Memory Project

Frank Deveau

This testimony is part of the Memory Project Archive

We would, we would burn out machine gun barrels from steady firing... Your barrel would get so red hot that it would warp. You'd have to change your Bren gun barrels.

At the start of the campaign the boys would tell me, before I got there, they would send waves of people over ahead of them, ahead of the army general, to get over the wire fences and stuff.  They'd make sort of a human bridge, and then the troops would come behind and just walk over them as a bridge.  They'd just, you know, put the wire down, so many people, bodies.  And then they'd come over in waves and just walk over them as a human bridge, and they'd come over by the thousands, and that's why it was so difficult to keep them down.  But, because of your positions, you're higher up and they're coming [lower down], you're able to pretty well keep them at bay.  But they used to -- but when they attacked [Hill] 355 [in October 1952], I don't know if you ever read that story, they came over the night before, through the valleys, snuck over.  And, they got below our mountain range, and they hid there, the rest of the day, and at suppertime we always let half the people go for a meal and the other half would be on duty.  And, that's when they hit us, when we had half, and they drove our battalion right off, our companies right off, the hill.  We lost a number of people.  And then we called the artillery in on our own position, because there were so many Chinese enemy that – but we got it back before daybreak.  When daybreak, it was just covered with bodies of Chinese.  You know, a few of our own, of course.  But, they come en masse.  They – yeah, there's so many of them that – as you know, the Chinese could be a hundred, a hundred men wide [across their front] and march and parade forever and never finish, there’s many troops.  Yeah, there – there's no lack of troops.

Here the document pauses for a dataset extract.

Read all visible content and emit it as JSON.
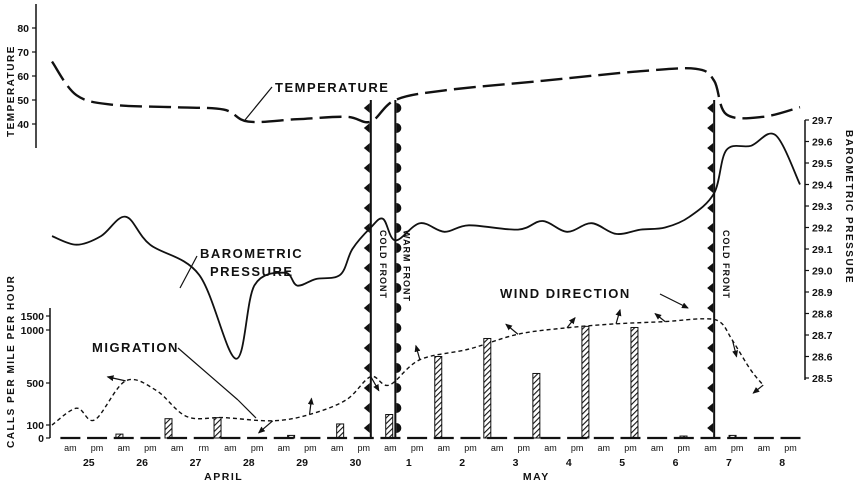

Well, the amount of killing, the amount of hand-to-hand fighting, it's unbelievable the number of enemy that would come at you in waves.  Yeah.  We would, we would burn out machine gun barrels from steady firing from, you know, for, you know, maybe 20 minutes.  Your barrel would get so red hot that it would warp.  You'd have to change your Bren [light machine] gun barrels.  It was a shame you really felt because I guess they had the same job to do as we did, so it was a hard…

I felt sorry for them, especially because they were so poorly equipped and they didn't have proper clothing.  They had good weapons, but I know in quiet times we would see them and we would, you know, cross the valley, on other mountain, and we wouldn't even fire at them because, you know, unless we're in a real pitched battle, we sort of left them alone because we know they were going through hell living in, you know, bunkers in the ground.  And, when we found on patr[ol] – when we were on patrols, they had some Mongolians with them.  And, we found that they – they must have been drugged up because they were so slow to react, that we had the advantage over them because, you know, we – we acted quickly and either, you know, get rid of them, or get out of there before we had to do hand-to-hand [combat] with them because our purpose of patrol was to get prisoners.  So, yeah, it was, it was sad, yeah.

While you'd patrol, you'd leave just at dark and you'd go and you'd follow set down trails and go through mine fields and – which are – we had them, we had them pretty well marked, in front of our positions.  And we'd go.  We'd try to, you know, we'd set up and we'd watch and try to find some of their patrols, because they did the same thing and tried to get prisoners.  More than killing, we went there trying to get information, bring them back, and have them interviewed and that way we got a lot of information from – or not me, but the people that did the interviewing, yeah.

Another duty I had, which was tough, was when our boys got killed whether it was from rifle fire or mortars, I'd have to go with the medical officer and we'd have to take the body and go through the pockets and all that, get all the – whatever he carried for his next of kin.  And, you know, do all the paperwork on – the doctor and myself.  And, that, that was tough.  Especially if you knew the individual, yeah.  You couldn't let it – because you would be useless as a fighter if you let it get to you.

The only time that it was rough, was when we come home, we stopped at the UN cemetery in Pusan [Republic of Korea].  The whole unit, we went by troop train from the frontline on our way back.  We had a big parade.  That was hard, yeah.  Yeah, that was difficult to -- to do.

Oh, 20 miles out you could smell putrid, because they used to put human manure on their gardens.  And in the summertime you can imagine – Japan did that as well, but they'd have cucumbers that big.  But, the smell.  It was hot and humid, I tell you.  We weren't used to it, see, but after a while you get used to it, so.  Once we got on land, we – it didn't bother us as much, yeah.  But everything was flattened by the time we got there, so it was just desolate.  It just was hard to look at.  And, we felt sorry for the civilians and the kids, because a lot of them would be staying in, in mud holes in the mountains and that, and at night they'd come out to our dumps.  If we had anything put out, food that we didn't use, we wouldn't throw it in the hole, we'd put it on the side in a container, and they'd come at night and take it away, because we knew they were in the area, yeah.  And we'd find the odd child, you know, sometimes frozen to death.  That was – that was rough.  Yeah, they took more of a beating than we did – the local population, yeah, the families.